Closed eda57068-96ad-4b33-8431-9c528f59a6a6 closed 10 years ago
bpo-13600 has been marked as a duplicate of this issue.
FRT, +1 to the idea of adding encoded_format and decoded_format attributes to CodecInfo, and also to adding {str,bytes}.{transform,untransform} back.
What is the status of this issue? Is there still a fan of this issue motivated to write a PEP, a patch or something like that?
It's still on my radar to come back and have a look at it. Feedback from the web folks doing Python 3 migrations is that it would have helped them in quite a few cases.
I want to get a couple of other open PEPs out of the way first, though (mainly 394 and 409)
My current opinion is that this should be a PEP for 3.4, to make sure we flush out all the corner cases and other details correctly.
For that matter, with the relevant codecs restored in 3.2, a transform() helper could probably be added to six (or a new project on PyPI) to prototype the approach.
Setting as a release blocker for 3.4 - this is important.
FWIW it's, I've been thinking further about this recently and I think implementing this feature as builtin methods is the wrong way to approach it.
Instead, I propose the addition of codecs.encode and codecs.decode methods that are type neutral (leaving any type checks entirely up to the codecs themselves), while the str.encode and bytes.decode methods retain their current strict test model related type restrictions.
Also, I now think my previous proposal for nice error messages was massively over-engineered.
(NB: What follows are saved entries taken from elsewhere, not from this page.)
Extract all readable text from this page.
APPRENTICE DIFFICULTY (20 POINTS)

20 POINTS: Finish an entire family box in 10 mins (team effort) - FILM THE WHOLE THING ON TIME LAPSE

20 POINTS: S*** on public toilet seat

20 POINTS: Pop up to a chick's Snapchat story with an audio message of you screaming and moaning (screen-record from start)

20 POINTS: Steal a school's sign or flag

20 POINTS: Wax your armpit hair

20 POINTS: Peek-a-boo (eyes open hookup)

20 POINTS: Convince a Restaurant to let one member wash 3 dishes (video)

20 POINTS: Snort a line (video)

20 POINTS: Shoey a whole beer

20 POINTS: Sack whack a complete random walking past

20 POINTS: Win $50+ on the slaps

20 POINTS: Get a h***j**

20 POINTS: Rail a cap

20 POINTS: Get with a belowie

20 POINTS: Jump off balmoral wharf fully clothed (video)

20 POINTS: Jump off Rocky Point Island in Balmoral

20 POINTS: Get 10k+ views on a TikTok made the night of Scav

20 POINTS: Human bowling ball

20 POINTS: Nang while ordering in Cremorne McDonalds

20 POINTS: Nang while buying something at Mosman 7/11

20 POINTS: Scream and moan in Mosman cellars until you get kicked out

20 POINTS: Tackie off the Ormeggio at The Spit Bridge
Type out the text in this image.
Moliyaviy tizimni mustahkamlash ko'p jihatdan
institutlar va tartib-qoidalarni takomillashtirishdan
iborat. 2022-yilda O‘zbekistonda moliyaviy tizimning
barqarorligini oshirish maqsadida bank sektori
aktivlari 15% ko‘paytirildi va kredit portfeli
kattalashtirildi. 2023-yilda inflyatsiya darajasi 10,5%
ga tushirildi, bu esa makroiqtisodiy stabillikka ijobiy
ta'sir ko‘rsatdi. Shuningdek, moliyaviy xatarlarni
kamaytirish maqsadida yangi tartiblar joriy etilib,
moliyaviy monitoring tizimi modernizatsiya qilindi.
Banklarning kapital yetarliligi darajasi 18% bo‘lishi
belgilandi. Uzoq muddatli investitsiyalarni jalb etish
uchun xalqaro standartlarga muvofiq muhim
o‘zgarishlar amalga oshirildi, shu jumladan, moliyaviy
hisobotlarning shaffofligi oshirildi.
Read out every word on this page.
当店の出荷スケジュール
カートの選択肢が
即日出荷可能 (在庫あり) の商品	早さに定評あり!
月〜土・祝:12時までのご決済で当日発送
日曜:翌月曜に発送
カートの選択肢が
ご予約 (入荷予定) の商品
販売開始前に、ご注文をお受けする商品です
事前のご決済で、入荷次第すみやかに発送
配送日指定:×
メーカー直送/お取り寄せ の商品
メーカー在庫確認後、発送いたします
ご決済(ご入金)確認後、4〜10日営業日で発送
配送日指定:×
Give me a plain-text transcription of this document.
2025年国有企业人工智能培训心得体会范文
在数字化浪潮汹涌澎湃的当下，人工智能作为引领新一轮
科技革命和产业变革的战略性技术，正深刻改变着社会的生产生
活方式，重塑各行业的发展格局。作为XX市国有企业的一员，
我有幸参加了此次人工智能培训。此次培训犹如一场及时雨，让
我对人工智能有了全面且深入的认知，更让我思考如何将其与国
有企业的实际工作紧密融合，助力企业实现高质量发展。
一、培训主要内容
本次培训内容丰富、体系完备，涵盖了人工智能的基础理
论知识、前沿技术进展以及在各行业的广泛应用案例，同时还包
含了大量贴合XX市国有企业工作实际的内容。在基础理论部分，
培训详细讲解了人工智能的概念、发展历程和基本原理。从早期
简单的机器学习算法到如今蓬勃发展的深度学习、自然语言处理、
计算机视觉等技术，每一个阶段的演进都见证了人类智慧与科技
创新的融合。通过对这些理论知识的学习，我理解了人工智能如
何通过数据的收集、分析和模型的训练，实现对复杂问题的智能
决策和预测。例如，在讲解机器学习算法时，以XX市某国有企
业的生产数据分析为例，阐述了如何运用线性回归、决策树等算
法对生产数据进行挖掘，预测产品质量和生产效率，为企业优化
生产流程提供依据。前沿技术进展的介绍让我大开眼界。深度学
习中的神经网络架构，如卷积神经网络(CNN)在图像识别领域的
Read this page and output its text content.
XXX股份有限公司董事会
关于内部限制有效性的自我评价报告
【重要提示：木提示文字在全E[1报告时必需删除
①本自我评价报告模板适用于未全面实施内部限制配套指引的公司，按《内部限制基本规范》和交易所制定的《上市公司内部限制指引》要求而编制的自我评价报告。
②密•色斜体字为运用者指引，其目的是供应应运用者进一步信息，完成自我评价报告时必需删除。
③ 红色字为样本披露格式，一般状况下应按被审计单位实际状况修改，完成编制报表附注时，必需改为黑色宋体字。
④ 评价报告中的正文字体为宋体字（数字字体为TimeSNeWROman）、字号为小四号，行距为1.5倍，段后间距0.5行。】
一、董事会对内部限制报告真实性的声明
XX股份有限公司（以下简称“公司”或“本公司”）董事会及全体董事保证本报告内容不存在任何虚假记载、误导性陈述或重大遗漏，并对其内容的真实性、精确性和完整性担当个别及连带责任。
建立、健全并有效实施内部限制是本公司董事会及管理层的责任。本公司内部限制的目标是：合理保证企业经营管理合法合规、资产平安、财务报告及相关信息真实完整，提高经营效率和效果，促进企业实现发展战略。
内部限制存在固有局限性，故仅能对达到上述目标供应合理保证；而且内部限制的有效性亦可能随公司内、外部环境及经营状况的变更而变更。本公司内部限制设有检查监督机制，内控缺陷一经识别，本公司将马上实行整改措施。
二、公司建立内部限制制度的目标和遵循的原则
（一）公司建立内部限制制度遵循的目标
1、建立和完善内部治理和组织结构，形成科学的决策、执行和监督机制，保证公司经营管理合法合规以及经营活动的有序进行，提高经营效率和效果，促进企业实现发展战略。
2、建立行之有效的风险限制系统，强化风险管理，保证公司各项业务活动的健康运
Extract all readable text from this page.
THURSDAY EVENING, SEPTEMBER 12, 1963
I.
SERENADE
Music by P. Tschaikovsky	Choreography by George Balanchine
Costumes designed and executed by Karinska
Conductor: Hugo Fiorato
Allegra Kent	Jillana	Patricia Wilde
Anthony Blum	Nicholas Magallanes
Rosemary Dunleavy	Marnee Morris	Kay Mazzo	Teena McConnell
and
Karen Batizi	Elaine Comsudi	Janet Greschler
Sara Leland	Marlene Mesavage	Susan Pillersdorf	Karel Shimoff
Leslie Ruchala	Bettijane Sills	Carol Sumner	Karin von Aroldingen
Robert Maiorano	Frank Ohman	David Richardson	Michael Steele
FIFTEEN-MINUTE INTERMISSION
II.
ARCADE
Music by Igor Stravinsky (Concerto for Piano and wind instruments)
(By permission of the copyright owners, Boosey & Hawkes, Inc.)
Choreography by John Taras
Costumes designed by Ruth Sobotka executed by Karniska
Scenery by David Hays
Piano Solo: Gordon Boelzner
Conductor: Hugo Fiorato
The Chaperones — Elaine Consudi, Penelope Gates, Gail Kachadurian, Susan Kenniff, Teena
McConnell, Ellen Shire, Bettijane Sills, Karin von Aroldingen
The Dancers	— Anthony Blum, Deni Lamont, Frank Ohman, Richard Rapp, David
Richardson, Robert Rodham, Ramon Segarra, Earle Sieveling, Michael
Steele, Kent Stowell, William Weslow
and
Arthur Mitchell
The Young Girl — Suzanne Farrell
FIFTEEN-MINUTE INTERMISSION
A much simpler approach is to just replace the status quo:
>>> "".encode("bz2_codec")
Traceback (most recent call last):
File "<stdin>", line 1, in <module>
File "/home/ncoghlan/devel/py3k/Lib/encodings/bz2_codec.py", line 17, in bz2_encode
return (bz2.compress(input), len(input))
File "/home/ncoghlan/devel/py3k/Lib/bz2.py", line 443, in compress
return comp.compress(data) + comp.flush()
TypeError: 'str' does not support the buffer interface
with a better error with more context like:
UnicodeEncodeError: encoding='bz2_codec', errors='strict', codec_error="TypeError: 'str' does not support the buffer interface"
A similar change would be straightforward on the decoding side.
This would be a good use case for __cause__, but the codec error should still be included in the string representation.
Many have chimed in on this topic but I thought I would lend my stance--for whatever it is worth.
I also believe most of these do not fit concept of a character codec and some sort of transforms would likely be useful, however most are sort of specialized (e.g., there should probably be a generalized compression library interface al la hashlib):
rot13: a (albeit simplistic) text cipher (str to str; though bytes to bytes could be argued since since many crypto functions do that)
zlib, bz2, etc. (lzma/xz should also be here): all bytes to bytes compression transforms
hex(adecimal) uu, base64, etc.: these more or less fit the description of a character codec as they map between bytes and str, however, I am not sure they are really the same thing as these are basically doing a radix transformation to character symbols and the mapping it not strictly from bytes to a single character and back as a true character codec seems to imply. As evidenced by by int() format() and bytes.fromhex(), float.hex(), float.fromhex(), etc., these are more generalized conversions for serializing strings of bits into a textual representation (possibly for human consumption).
I personally feel any \<type/class>.hex(), etc. method would be better off as a format() style formatter if they are to exist in such a space at all (i.e., not some more generalized conversion library--which we have but since 3.x could probably use to be updated and cleaned up).
Another rant, because it matters to many of us: http://lucumr.pocoo.org/2012/8/11/codec-confusion/
IMHO, the solution to restore str.decode and bytes.encode and return TypeError for improper use is probably the most obvious for the average user.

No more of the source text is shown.